With a background in research and computing, Williams has set out to produce an automated essay grading system with a worldwide application. The result is NAPLearn, which detects features and ‘events’ in student essays through Natural Language Processing (NLP) software. An ‘event’ consists of action, actor, location and time, and algorithms are then applied to assign scores for most of the NAPLAN writing criteria.

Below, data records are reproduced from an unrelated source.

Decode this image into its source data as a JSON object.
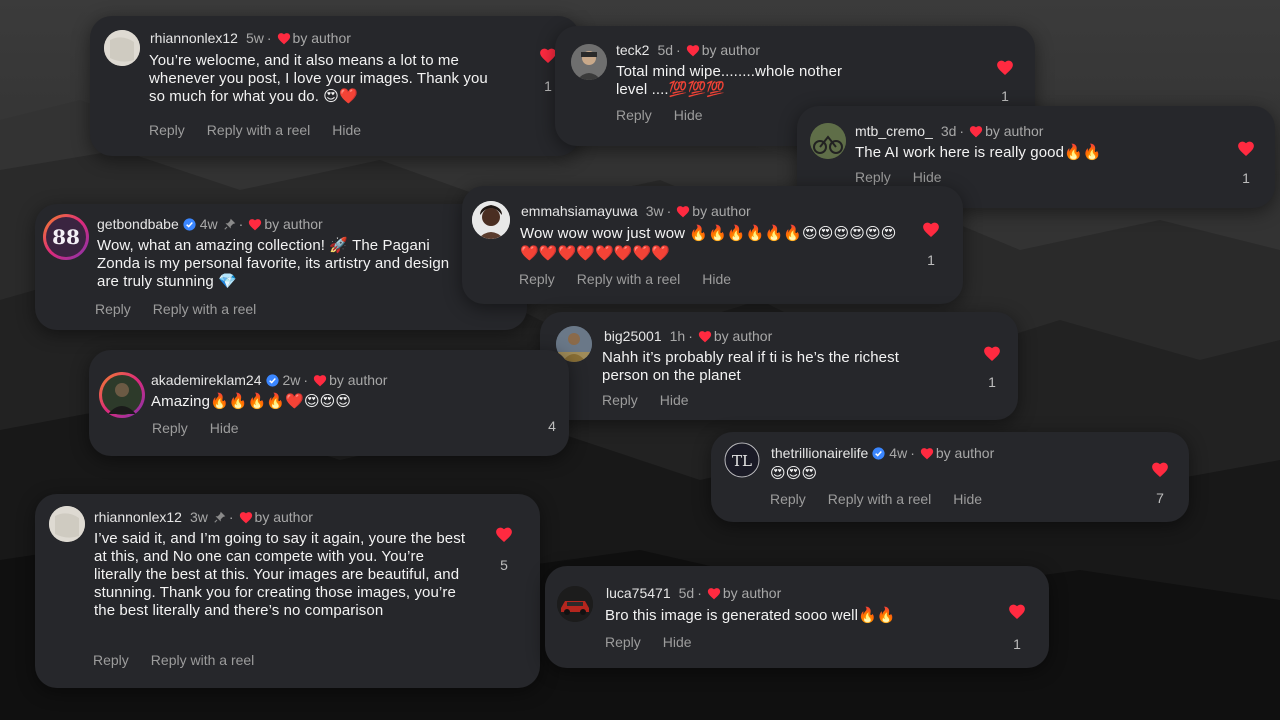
{
  "colors": {
    "heart": "#ff2a40",
    "verified": "#3a86ff",
    "card_bg": "#26272b"
  },
  "comments": [
    {
      "username": "rhiannonlex12",
      "time": "5w",
      "pinned": false,
      "verified": false,
      "by_author": "by author",
      "text": "You’re welocme, and it also means a lot to me whenever you post, I love your images. Thank you so much for what you do. 😍❤️",
      "actions": [
        "Reply",
        "Reply with a reel",
        "Hide"
      ],
      "likes": "1"
    },
    {
      "username": "teck2",
      "time": "5d",
      "pinned": false,
      "verified": false,
      "by_author": "by author",
      "text": "Total mind wipe........whole nother level ....💯💯💯",
      "actions": [
        "Reply",
        "Hide"
      ],
      "likes": "1"
    },
    {
      "username": "mtb_cremo_",
      "time": "3d",
      "pinned": false,
      "verified": false,
      "by_author": "by author",
      "text": "The AI work here is really good🔥🔥",
      "actions": [
        "Reply",
        "Hide"
      ],
      "likes": "1"
    },
    {
      "username": "getbondbabe",
      "time": "4w",
      "pinned": true,
      "verified": true,
      "by_author": "by author",
      "text": "Wow, what an amazing collection! 🚀 The Pagani Zonda is my personal favorite, its artistry and design are truly stunning 💎",
      "actions": [
        "Reply",
        "Reply with a reel"
      ],
      "likes": ""
    },
    {
      "username": "emmahsiamayuwa",
      "time": "3w",
      "pinned": false,
      "verified": false,
      "by_author": "by author",
      "text": "Wow wow wow just wow 🔥🔥🔥🔥🔥🔥😍😍😍😍😍😍❤️❤️❤️❤️❤️❤️❤️❤️",
      "actions": [
        "Reply",
        "Reply with a reel",
        "Hide"
      ],
      "likes": "1"
    },
    {
      "username": "big25001",
      "time": "1h",
      "pinned": false,
      "verified": false,
      "by_author": "by author",
      "text": "Nahh it’s probably real if ti is he’s the richest person on the planet",
      "actions": [
        "Reply",
        "Hide"
      ],
      "likes": "1"
    },
    {
      "username": "akademireklam24",
      "time": "2w",
      "pinned": false,
      "verified": true,
      "by_author": "by author",
      "text": "Amazing🔥🔥🔥🔥❤️😍😍😍",
      "actions": [
        "Reply",
        "Hide"
      ],
      "likes": "4"
    },
    {
      "username": "thetrillionairelife",
      "time": "4w",
      "pinned": false,
      "verified": true,
      "by_author": "by author",
      "text": "😍😍😍",
      "actions": [
        "Reply",
        "Reply with a reel",
        "Hide"
      ],
      "likes": "7"
    },
    {
      "username": "rhiannonlex12",
      "time": "3w",
      "pinned": true,
      "verified": false,
      "by_author": "by author",
      "text": "I’ve said it, and I’m going to say it again, youre the best at this, and No one can compete with you. You’re literally the best at this. Your images are beautiful, and stunning. Thank you for creating those images, you’re the best literally and there’s no comparison",
      "actions": [
        "Reply",
        "Reply with a reel"
      ],
      "likes": "5"
    },
    {
      "username": "luca75471",
      "time": "5d",
      "pinned": false,
      "verified": false,
      "by_author": "by author",
      "text": "Bro this image is generated sooo well🔥🔥",
      "actions": [
        "Reply",
        "Hide"
      ],
      "likes": "1"
    }
  ]
}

Essays can be on any topic, as topic training is not needed.

“Schools and teachers can benefit from using NAPLearn with their students because teachers can set an essay question for all students in a class, and receive results for the entire class, within seconds of students’ assessment submissions,” Williams tells The Educator.

“The teachers are thus relieved from hours of grading and the provision of individual feedback.”

Once students receive feedback, they can immediately make improvements before resubmitting the essay. This process can be repeated as many times as necessary, and teachers have been impressed by the level of improvement the software has been able to create.

In addition to a numerical essay score, NAPLearn provides comprehensive visual and textual feedback on essay content, which allows teachers and parents to discuss the strengths and weaknesses of the essay, and areas for improvement with the student.

NAPLearn assesses the NAPLAN grading criteria of  Audience, Ideas, Character and setting, Cohesion, Paragraph, Sentence Structure and Spelling.

Williams notes that the software has resulted in very real improvements to student essays, and has saved teachers up to 12 hours of marking within one week.

“One school had a poor student writer, who after several iterations on NAPLearn, surprised his teachers with the quality of his final version of his essay,” Williams says.

“Students with writing challenges have been quick to adopt NAPLearn, as they see it as a non-threatening environment to experiment with their writing. A client school of a partner company reported higher attendance at Western Australian OLNA preparation classes, which they attribute to the availability of instant essay grading. We also receive positive feedback from parents who have taken individual subscriptions for home use.”

With grading taken care of, Williams says that teachers can then focus on explaining NAPLearn’s results to the students.

He notes that teachers are seeing a decline in writing test results, and NAPLearn “helps address this by helping students to practice their essay writing and receive feedback anywhere, anytime.”